The figure above shows a cross section of the reinforcement learning method space, highlighting two important dimensions: the depth and width of updates

These two dimensions are related to the type of update operation that improves the value function. The horizontal direction represents whether to use sampling updates (based on a sampling sequence) or to expect updates (based on the distribution of possible sequences). Expectation update requires a probability distribution model, while sampling update requires only a sampling model.

The vertical direction corresponds to the depth of the update and the degree of “bootstrap.” From single step sequential differential update to Monte Carlo update. The middle section includes methods based on n-step updates (e.g. λ\lambdaλ updates based on qualification traces)

As you can see, dynamic programming is in the upper right of the graphic space, because dynamic programming is a one-step expectation update. In the lower right corner is an extreme case of an expected update, where each update iterates through the possible scenarios until the final termination state is reached (or, in the case of a continuing task, the multiplier of the discount factor causes the subsequent payoff to have no effect on the current payoff). This is a case of heuristic search.
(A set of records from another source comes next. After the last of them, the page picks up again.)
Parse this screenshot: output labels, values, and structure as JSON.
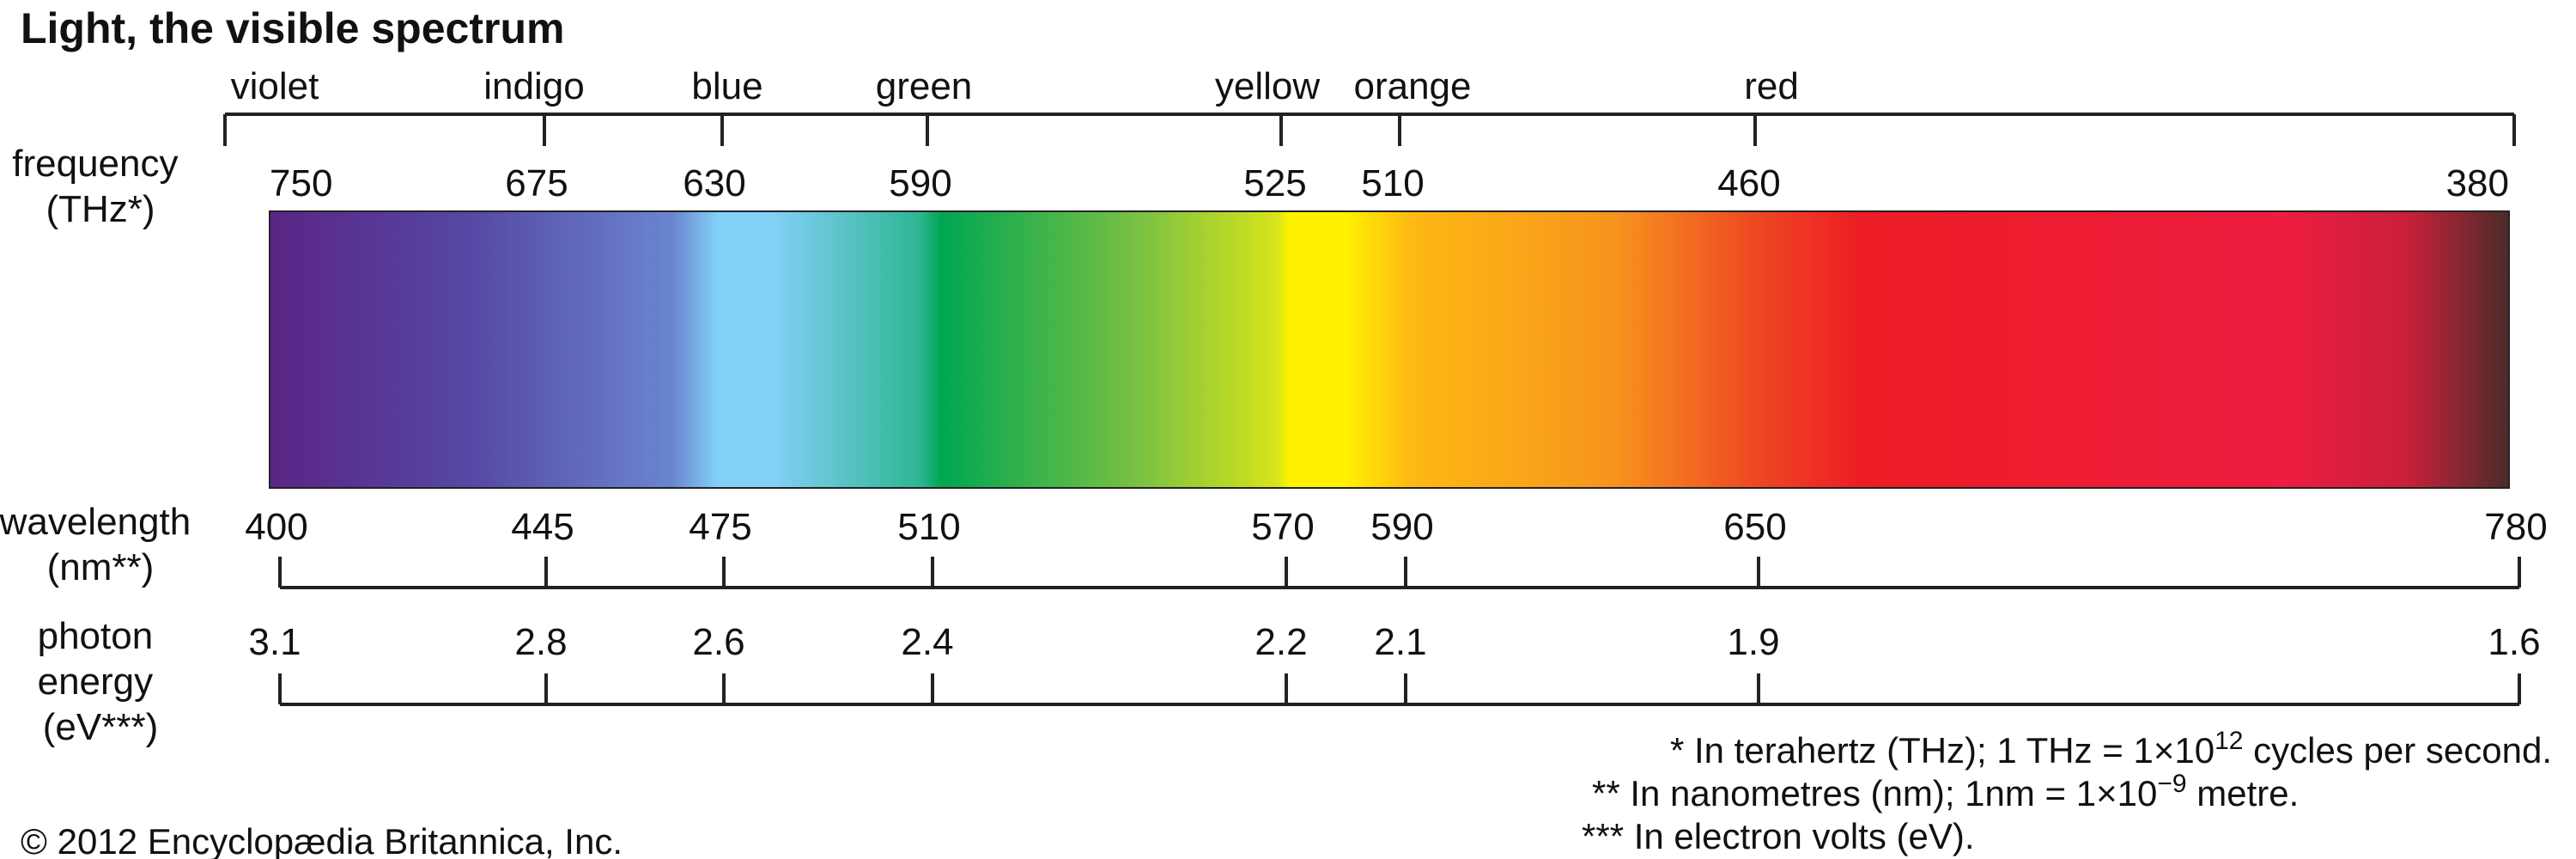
{
  "title": "Light, the visible spectrum",
  "color_names": [
    {
      "label": "violet",
      "frequency_thz": 750
    },
    {
      "label": "indigo",
      "frequency_thz": 675
    },
    {
      "label": "blue",
      "frequency_thz": 630
    },
    {
      "label": "green",
      "frequency_thz": 590
    },
    {
      "label": "yellow",
      "frequency_thz": 525
    },
    {
      "label": "orange",
      "frequency_thz": 510
    },
    {
      "label": "red",
      "frequency_thz": 460
    }
  ],
  "frequency": {
    "label_lines": [
      "frequency",
      "(THz*)"
    ],
    "ticks": [
      "750",
      "675",
      "630",
      "590",
      "525",
      "510",
      "460",
      "380"
    ]
  },
  "wavelength": {
    "label_lines": [
      "wavelength",
      "(nm**)"
    ],
    "ticks": [
      "400",
      "445",
      "475",
      "510",
      "570",
      "590",
      "650",
      "780"
    ]
  },
  "photon_energy": {
    "label_lines": [
      "photon",
      "energy",
      "(eV***)"
    ],
    "ticks": [
      "3.1",
      "2.8",
      "2.6",
      "2.4",
      "2.2",
      "2.1",
      "1.9",
      "1.6"
    ]
  },
  "spectrum_colors": [
    "#5b2585",
    "#5548a4",
    "#6a86cf",
    "#82d0f6",
    "#00a651",
    "#7dc242",
    "#fff200",
    "#f7941d",
    "#ed1c24",
    "#ed1c40",
    "#4a2c2a"
  ],
  "footnotes": {
    "thz": {
      "pre": "* In terahertz (THz); 1 THz = 1×10",
      "sup": "12",
      "post": " cycles per second."
    },
    "nm": {
      "pre": "** In nanometres (nm); 1nm = 1×10",
      "sup": "−9",
      "post": " metre."
    },
    "ev": {
      "pre": "*** In electron volts (eV).",
      "sup": "",
      "post": ""
    }
  },
  "copyright": "© 2012 Encyclopædia Britannica, Inc."
}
Sutton, Reinforcement Learning, 2nd Ed

At this point, the basic theory of traditional reinforcement Learning is introduced. The next chapter is the code introduction of SARSA and Q-learning algorithm. Of course, this blog series is fairly basic, but for a more in-depth look at Sutton’s Reinforcement Learning book, hn77.

In recent years, with the rise of neural networks, reinforcement learning based on neural networks has been in full swing. Many new interesting algorithms have emerged, and of course, they are more powerful. Therefore, the following articles will introduce neural network + reinforcement learning, also known as deep reinforcement learning (DRL). I this rookie will try their best to explain to you clearly, but also please do not go away, a lot of attention!